According to the results obtained by the evaluation model, the results of the comprehensive entropy evaluation of the five groups of assemblies show that the comprehensive evaluation index H_M of Group 2 is the largest; it is the smallest for Group 5. It indicates that when these groups of parts are assembled, Group 2 will gain the best assembly accuracy, and Group 5 will obtain the worst assembly accuracy. According to the experimental results of the verification index Ω, which is the characterization of the assembly accuracy, it precisely confirmed the prediction; the coaxiality of Group 2 is the smallest, and the coaxiality of Group 5 is the largest. In addition to the coaxialities of the experimental results, it can also make a qualitative interpretation of assembly accuracy from the contact stress contour (Figure 13) and the searching results of the convex hulls of the mating parts (Figure 14). Figure 13 reveals that stress concentrations occur in Group 5, and the convex hull position distribution of Group 5 is not uniform. Moreover, the stress concentration and non-uniformity of the convex hull position distribution will cause unsymmetrical and uneven assembly-contact deformations, which will significantly reduce the assembly accuracy. In contrast, Group 2 does not show significant stress concentration, and its convex hull distribution is relatively uniform. Therefore, Group 2 does not produce large assembly errors and obtains good assembly accuracy.

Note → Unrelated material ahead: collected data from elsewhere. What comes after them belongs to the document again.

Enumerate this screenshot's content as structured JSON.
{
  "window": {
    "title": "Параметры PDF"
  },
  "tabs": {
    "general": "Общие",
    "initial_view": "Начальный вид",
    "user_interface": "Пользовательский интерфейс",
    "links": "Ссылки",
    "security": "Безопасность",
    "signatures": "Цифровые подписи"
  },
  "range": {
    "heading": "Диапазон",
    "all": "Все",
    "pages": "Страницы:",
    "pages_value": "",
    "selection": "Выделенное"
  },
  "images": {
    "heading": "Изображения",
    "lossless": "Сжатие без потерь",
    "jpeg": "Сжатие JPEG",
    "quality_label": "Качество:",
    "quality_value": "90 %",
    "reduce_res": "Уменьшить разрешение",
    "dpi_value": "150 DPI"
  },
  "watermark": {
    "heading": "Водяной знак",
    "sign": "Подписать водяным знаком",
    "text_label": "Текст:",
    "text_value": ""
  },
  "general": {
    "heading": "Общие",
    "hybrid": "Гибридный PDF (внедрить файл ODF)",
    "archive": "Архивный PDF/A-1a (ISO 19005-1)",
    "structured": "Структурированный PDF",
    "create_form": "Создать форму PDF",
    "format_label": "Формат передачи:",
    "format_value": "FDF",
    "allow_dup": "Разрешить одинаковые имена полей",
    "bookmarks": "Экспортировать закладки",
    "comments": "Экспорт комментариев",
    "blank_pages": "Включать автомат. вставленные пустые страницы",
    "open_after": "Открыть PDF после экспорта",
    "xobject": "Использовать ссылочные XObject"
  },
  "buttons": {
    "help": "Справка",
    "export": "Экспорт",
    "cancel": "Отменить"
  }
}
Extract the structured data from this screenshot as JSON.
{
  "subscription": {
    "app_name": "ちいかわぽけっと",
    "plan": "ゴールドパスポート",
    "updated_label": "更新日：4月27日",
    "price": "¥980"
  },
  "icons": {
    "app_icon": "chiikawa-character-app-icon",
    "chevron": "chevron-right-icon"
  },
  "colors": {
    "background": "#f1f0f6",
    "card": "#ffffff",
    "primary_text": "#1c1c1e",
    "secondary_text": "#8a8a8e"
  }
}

In summary, the above results verify that the prediction method of assembly accuracy proposed in this paper is reliable and effective.

It should be noted that, if we take the values of weights as α = 0.15, β = 0.3, and γ = 0.55 within their range of values, the prediction results are still in agreement with the experiment results. In addition, it can be seen from Table 1 and Table 3 that the surface flatness cannot be used to predict the assembly accuracy, because the flatness of the five groups of parts is almost the same, but their assembly accuracy is very different. Therefore, the evaluation method for predicting the assembly accuracy proposed in this paper is reasonable and effective.

5. Conclusions

• This paper has proposed an entropy-based method to evaluate the contact strain-energy distribution for predicting assembly accuracy. The strain energy is used to characterize the effects of the combination of form errors and contact deformation on the formation of assembly errors. In addition, entropy is employed to evaluate the distribution uniformity of the strain energy. An evaluation model is built. The primary evaluation is first carried out, and regional and local entropy analyses are further implemented when the primary evaluation index is not satisfied. Finally, based on these calculation and analyses, a comprehensive evaluation index is obtained.
• The form error of the real surfaces of the assembly parts and the contact deformations are considered. The 3D, solid model is developed. Moreover, the convex hull interface is defined, and all the convex hulls on the surface are searched. The FEM is used to analyze the assembly contact state subjected to the assembly forces. Ultimately, the coaxiality between the surfaces of the two parts with assembly accuracy requirements is assigned as the verification index for characterizing the assembly accuracy.
• Through the comparison between the predicted results of the comprehensive evaluation index and the verification index obtained by the experiments, it is shown that the evaluation method of the contact strain-energy distribution for predicting the assembly accuracy proposed in this study is reliable and effective.